Birokrasi memecah urusan-urusan publik sesuai dengan sektornya masing-masing sampai menghasilkan, misalnya Dinas-Dinas, Badan-Badan atau Biro-Biro yang berkewajiban untuk mengelola sektor-sektor tertentu. Peran pegawai pemerintah, dengan demikian, jadi sangat krusial.
Secara praktikal, urusan-urusan masyarakat yang perlu diatur oleh birokrasi tersebut lantas dipilah-pilah ke dalam spesialisasi-spesialisasi tertentu.Dampaknya, muncul disiplin atas jam kerja. Mengikuti aturan keumuman pegawai pemerintahan pada umumnya, jam kerja birokrasi biasanya teratur dari pagi hingga siang/sore. Juga dari Senin sampai Jumat/Sabtu. Tentu, terdapat pula jadwal-jadwal lain sesuai dengan situasi dan kondisi masing-masing. Tetapi secara umum seperti itu.
Sehingga tujuan pemerintahan, dengan demikian, ikut menjadi jelas. Salahsatunya adalah untuk menunaikan hak dan kewajiban dari masing-masing aktor. Khususnya untuk membuat negara bekerja, lalu membuat masyarakat sejahtera.
(Di Luar) Jam Kerja
Urusan-urusan politik, dengan demikian, secara netral tidak bisa begitu saja disamakan dengan urusan-urusan pemerintahan. Urusan politik lebih lekat dengan karakter-karakter cair, fleksibel, abstrak dan dinamis. Sementara urusan pemerintahan lebih condong pada karakter-karakter yang kaku, pasti, prosedural dan statis.

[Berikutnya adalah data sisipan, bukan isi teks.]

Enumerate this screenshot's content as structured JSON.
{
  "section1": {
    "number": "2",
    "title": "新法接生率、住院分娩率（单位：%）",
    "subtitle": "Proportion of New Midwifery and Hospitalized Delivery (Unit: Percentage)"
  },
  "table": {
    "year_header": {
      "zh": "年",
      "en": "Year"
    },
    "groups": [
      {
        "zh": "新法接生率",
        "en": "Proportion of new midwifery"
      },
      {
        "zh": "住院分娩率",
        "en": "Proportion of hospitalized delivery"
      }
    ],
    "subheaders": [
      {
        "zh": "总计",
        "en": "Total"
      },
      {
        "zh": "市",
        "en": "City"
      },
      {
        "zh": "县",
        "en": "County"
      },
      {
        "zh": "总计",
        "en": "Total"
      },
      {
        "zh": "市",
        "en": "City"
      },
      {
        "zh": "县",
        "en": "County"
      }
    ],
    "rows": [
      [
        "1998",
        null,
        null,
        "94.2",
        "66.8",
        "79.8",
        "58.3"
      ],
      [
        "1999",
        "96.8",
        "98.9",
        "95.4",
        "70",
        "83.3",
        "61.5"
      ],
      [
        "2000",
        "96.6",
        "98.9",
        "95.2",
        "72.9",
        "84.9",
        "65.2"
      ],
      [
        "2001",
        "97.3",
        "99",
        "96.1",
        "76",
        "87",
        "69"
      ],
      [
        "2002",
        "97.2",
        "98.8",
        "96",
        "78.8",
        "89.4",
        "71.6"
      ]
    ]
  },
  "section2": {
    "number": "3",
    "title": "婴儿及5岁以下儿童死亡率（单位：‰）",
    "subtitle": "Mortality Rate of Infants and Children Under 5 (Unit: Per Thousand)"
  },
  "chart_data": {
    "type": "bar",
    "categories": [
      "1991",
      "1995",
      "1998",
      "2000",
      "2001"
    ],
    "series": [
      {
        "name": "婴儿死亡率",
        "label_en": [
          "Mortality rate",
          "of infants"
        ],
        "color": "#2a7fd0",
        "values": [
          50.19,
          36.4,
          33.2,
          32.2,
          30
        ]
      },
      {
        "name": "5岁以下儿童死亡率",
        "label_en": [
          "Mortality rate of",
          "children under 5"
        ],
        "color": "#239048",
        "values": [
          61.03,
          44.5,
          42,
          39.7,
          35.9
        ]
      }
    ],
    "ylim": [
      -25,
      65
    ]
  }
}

Apalagi jika dikaitkan dengan jam kerja yang lantas membuat perbedaannya jadi semakin tampak. Politik, sebagai induk dari urusan-urusan dinamis, tentu tidak bisa hanya ditunaikan di hari dan jam kerja yang terbatas. Sebaliknya, pemerintahan, sebagai induk dari urusan-urusan prosedural, justru perlu ditunaikan di hari dan jam kerja yang jelas agar tidak membingungkan masyarakat.
Akhirnya, kategorisasinya jadi bisa dituntaskan. Bahwa bagi pegawai pemerintahan, jam kerja memang perlu menjadi acuan. Tetapi bagi "orang-orang politik", bekerja di luar "jam kerja" justru dibutuhkan. Ringkas kata, alih-alih bergerak di dalam prosedur, dunia politik justru menunggu notif di luar jam kerja.